Je n’avais pas souvenir que le “Génie de la famille de Guermantes” pouvait s’incarner physiquement dans un corps. Aussi ai-je eu envie de mener une petite enquête sur ce génie… C’est parti 👇
Le génie de sa caste
Le jeune narrateur séjourne au Grand Hôtel de Balbec avec sa grand-mère. Elle y retrouve par hasard une amie d’enfance, appartenant à la famille de Guermantes : la marquise de Villeparisis. Dès son arrivée, celle-ci redouble tant de générosité envers eux que pour toujours le narrateur associera dans son esprit séjour au bord de la mer et vie de luxe. S’il apprécie tout particulièrement de pouvoir se déplacer dans sa calèche, il juge son attitude impolie. Car pour lui, derrière cette effusion de gentillesse se cache le souci typique de l’éducation des aristocrates de maintenir son rang tout en s’assurant la sympathie des bourgeois.

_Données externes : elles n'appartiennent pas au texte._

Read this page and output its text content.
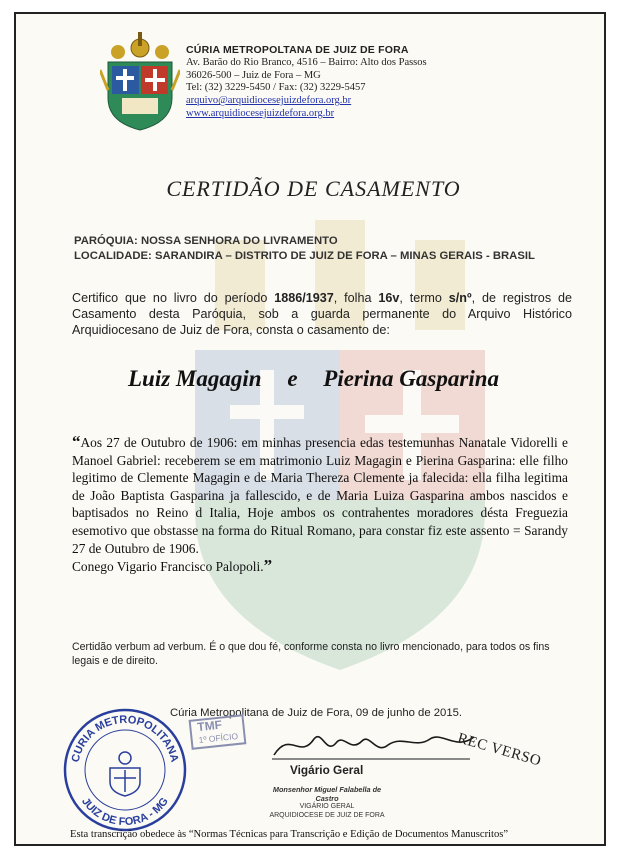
CÚRIA METROPOLTANA DE JUIZ DE FORA
Av. Barão do Rio Branco, 4516 – Bairro: Alto dos Passos
36026-500 – Juiz de Fora – MG
Tel: (32) 3229-5450 / Fax: (32) 3229-5457
arquivo@arquidiocesejuizdefora.org.br
www.arquidiocesejuizdefora.org.br
CERTIDÃO DE CASAMENTO
PARÓQUIA: NOSSA SENHORA DO LIVRAMENTO
LOCALIDADE: SARANDIRA – DISTRITO DE JUIZ DE FORA – MINAS GERAIS - BRASIL
Certifico que no livro do período 1886/1937, folha 16v, termo s/nº, de registros de Casamento desta Paróquia, sob a guarda permanente do Arquivo Histórico Arquidiocesano de Juiz de Fora, consta o casamento de:
Luiz Magagin e Pierina Gasparina
“Aos 27 de Outubro de 1906: em minhas presencia edas testemunhas Nanatale Vidorelli e Manoel Gabriel: receberem se em matrimonio Luiz Magagin e Pierina Gasparina: elle filho legitimo de Clemente Magagin e de Maria Thereza Clemente ja falecida: ella filha legitima de João Baptista Gasparina ja fallescido, e de Maria Luiza Gasparina ambos nascidos e baptisados no Reino d Italia, Hoje ambos os contrahentes moradores désta Freguezia esemotivo que obstasse na forma do Ritual Romano, para constar fiz este assento = Sarandy 27 de Outubro de 1906.
Conego Vigario Francisco Palopoli.”
Certidão verbum ad verbum. É o que dou fé, conforme consta no livro mencionado, para todos os fins legais e de direito.
Cúria Metropolitana de Juiz de Fora, 09 de junho de 2015.
CURIA METROPOLITANA
JUIZ DE FORA - MG
TMF
1º OFÍCIO	REC VERSO
Vigário Geral
Monsenhor Miguel Falabella de Castro
VIGÁRIO GERAL
ARQUIDIOCESE DE JUIZ DE FORA
Esta transcrição obedece às “Normas Técnicas para Transcrição e Edição de Documentos Manuscritos”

Pour compenser par avance toutes les fois où ils devront leur refuser une invitation, ils se montrent très aimables lorsqu’ils le peuvent. Mme de Villeparisis semble agir si frénétiquement, abandonnant ses manières d’ordinaires simples, que c’est comme si quelqu’un d’autre agissait à travers elle, comme un génie :
Nous descendions de voiture, aidés par beaucoup plus de serviteurs qu'il n'était nécessaire, mais ils sentaient l'importance de la scène et se croyaient obligés d'y jouer un rôle. J'étais affamé. Aussi, souvent, pour ne pas retarder le moment de dîner, je ne remontais pas dans la chambre […] et nous attendions tous ensemble dans le hall que le maître d'hôtel vînt nous dire que nous étions servis. C'était encore l'occasion pour nous d'écouter Mme de Villeparisis.
« Nous abusons de vous, disait ma grand-mère.
— Mais comment, je suis ravie, cela m'enchante », répondait son amie avec un sourire câlin, en filant les sons, sur un ton mélodieux qui contrastait avec sa simplicité coutumière.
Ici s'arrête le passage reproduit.